Unduly harsh sentences and enforcement disparities undermine trust in the legal system, Obama said in a speech Tuesday at the annual convention of the NAACP in Philadelphia.
“Mass incarceration makes our country worse off,” Obama said. “And we need to do something about it.”
The president is seeking to lend momentum to bipartisan legislation that would reduce sentences and encourage probation over prison for nonviolent federal crime. His speech was his second as president to the NAACP convention, and comes as the civil rights organization has turned its focus to the criminal justice system and voting rights.
People of color are more likely to face severe interactions with the criminal justice system, Obama said.
The president also said limited public-safety resources should be focused on practices with proven track records of deterring crime, and that people who completed their sentences shouldn’t be barred from employment or voting.
Obama said the prison population is high because nonviolent drug offenders are getting longer sentences.
“In far too many cases, the punishment simply does not fit the crime,” he said.
Obama called for a review of prison conditions, saying he had asked Attorney General Loretta Lynch to undertake a review of the use of solitary confinement in jails. He also said the U.S. should not tolerate poor prison conditions, routine sexual assault, or the lack of rehabilitation programs.

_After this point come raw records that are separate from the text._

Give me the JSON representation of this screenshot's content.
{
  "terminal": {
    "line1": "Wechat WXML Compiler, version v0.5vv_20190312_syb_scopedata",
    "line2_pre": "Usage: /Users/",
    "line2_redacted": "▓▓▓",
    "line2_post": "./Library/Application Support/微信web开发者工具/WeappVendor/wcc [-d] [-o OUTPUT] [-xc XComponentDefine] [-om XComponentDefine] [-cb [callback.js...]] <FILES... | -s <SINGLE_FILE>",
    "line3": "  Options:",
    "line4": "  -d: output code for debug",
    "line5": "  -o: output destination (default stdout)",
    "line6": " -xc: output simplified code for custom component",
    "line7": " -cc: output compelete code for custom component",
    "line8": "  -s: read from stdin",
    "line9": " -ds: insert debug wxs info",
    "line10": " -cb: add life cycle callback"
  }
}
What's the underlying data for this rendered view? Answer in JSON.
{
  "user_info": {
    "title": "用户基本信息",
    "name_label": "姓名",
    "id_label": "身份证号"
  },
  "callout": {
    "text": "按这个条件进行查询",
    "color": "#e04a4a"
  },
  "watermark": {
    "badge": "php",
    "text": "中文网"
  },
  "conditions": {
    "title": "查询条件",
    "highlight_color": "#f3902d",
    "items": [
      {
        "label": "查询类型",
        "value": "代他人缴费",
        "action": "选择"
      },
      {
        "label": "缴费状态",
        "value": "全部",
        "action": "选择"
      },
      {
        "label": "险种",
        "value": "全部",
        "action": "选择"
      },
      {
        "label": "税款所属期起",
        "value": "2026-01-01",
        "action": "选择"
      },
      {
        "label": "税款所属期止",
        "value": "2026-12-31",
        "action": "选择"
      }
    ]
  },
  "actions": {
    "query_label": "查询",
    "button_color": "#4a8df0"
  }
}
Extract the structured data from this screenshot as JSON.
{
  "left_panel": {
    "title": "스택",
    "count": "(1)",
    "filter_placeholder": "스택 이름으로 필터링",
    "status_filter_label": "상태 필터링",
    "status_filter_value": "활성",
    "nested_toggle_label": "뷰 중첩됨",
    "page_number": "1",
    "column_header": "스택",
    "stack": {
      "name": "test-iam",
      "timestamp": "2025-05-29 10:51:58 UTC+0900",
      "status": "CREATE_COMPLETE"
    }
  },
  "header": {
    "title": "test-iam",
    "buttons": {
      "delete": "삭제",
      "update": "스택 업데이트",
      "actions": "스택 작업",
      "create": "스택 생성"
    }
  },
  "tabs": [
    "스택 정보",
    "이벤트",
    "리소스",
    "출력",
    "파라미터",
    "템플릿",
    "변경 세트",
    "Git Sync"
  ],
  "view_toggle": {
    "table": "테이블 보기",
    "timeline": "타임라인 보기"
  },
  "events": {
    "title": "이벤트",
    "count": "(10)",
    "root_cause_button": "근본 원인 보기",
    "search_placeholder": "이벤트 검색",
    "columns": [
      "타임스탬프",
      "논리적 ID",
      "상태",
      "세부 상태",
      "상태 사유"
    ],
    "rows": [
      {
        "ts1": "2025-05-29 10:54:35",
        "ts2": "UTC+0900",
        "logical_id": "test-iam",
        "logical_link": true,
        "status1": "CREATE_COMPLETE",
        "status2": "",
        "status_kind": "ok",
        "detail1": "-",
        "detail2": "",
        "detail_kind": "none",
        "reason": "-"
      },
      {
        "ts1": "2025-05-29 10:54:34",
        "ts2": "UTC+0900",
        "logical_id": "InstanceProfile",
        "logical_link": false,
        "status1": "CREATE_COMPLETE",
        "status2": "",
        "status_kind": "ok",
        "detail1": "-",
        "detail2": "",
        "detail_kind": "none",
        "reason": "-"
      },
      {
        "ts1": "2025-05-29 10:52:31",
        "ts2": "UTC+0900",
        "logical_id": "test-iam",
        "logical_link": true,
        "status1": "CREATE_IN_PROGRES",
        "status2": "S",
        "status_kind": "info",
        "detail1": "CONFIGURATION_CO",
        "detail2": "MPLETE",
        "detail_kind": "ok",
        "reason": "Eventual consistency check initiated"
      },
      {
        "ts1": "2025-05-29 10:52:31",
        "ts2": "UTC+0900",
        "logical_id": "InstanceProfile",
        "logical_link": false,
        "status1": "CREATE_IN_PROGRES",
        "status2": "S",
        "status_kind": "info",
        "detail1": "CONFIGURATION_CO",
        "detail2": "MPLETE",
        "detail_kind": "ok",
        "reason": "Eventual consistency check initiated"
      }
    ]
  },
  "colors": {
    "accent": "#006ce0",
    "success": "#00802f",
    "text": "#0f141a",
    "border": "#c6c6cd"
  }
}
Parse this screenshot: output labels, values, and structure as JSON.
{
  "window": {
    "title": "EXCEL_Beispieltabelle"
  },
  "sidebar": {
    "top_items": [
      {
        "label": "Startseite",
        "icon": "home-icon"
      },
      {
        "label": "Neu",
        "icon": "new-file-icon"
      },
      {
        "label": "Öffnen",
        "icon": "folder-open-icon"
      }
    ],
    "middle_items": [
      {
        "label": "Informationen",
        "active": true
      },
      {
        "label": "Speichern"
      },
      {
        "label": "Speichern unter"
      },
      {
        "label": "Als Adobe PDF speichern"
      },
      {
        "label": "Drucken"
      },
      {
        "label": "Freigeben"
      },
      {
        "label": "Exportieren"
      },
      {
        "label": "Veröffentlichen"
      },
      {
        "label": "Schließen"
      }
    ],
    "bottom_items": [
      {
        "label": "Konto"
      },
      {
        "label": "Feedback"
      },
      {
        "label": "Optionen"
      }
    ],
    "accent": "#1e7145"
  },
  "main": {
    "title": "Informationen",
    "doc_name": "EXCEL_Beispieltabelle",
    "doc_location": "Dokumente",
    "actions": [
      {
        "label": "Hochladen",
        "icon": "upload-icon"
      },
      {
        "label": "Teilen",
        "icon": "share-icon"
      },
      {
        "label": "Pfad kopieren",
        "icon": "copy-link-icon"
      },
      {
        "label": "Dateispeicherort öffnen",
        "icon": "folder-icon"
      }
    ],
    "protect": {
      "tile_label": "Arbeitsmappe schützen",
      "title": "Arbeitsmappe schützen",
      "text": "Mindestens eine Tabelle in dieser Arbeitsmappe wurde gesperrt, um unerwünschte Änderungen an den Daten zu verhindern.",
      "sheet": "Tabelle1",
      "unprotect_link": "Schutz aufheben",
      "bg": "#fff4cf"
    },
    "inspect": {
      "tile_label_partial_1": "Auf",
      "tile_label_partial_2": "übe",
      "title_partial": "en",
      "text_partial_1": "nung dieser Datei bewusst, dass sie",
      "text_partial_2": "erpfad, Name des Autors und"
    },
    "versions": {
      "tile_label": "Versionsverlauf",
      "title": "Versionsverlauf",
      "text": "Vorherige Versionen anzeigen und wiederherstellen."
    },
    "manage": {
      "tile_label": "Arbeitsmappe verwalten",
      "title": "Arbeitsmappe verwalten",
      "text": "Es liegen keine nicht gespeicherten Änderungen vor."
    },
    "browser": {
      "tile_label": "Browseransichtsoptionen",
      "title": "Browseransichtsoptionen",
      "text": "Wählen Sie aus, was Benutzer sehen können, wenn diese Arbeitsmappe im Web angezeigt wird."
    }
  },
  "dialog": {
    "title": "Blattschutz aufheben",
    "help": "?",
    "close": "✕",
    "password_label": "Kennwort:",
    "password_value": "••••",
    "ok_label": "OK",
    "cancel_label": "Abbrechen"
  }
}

The administration has argued that the federal prison population is too costly, and that black and Hispanic people are disproportionately jailed. Obama has also called for the restoration of voting rights for felons who have completed their sentences.
“For what we spend to keep everybody locked up for one year, we could eliminate tuition at every single one of our public colleges and universities,” Obama said.
The president said the costs are draining federal law-enforcement resources from other key areas.
“Every dollar they have to spend keeping nonviolent drug offenders in prison is a dollar they can’t spend going after drug kingpins” or terrorists, Obama said.
Press secretary Josh Earnest said Monday that Obama may try to meet with lawmakers of both parties working on sentencing legislation. A day later, Earnest said that while Obama would “send a pretty clear signal about what some of his priorities would be” to Congress, the president also wouldn’t rule out additional executive actions on the issue in the future.
Many conservative lawmakers have rallied around efforts to reduce incarceration, and top Republican donors -- including billionaire brothers Charles and David Koch -- back legislation that would overhaul sentencing laws and reduce prison populations. Republican presidential candidate Rand Paul, a Kentucky senator, is among those support such moves, and received a nod from Obama during his remarks Monday.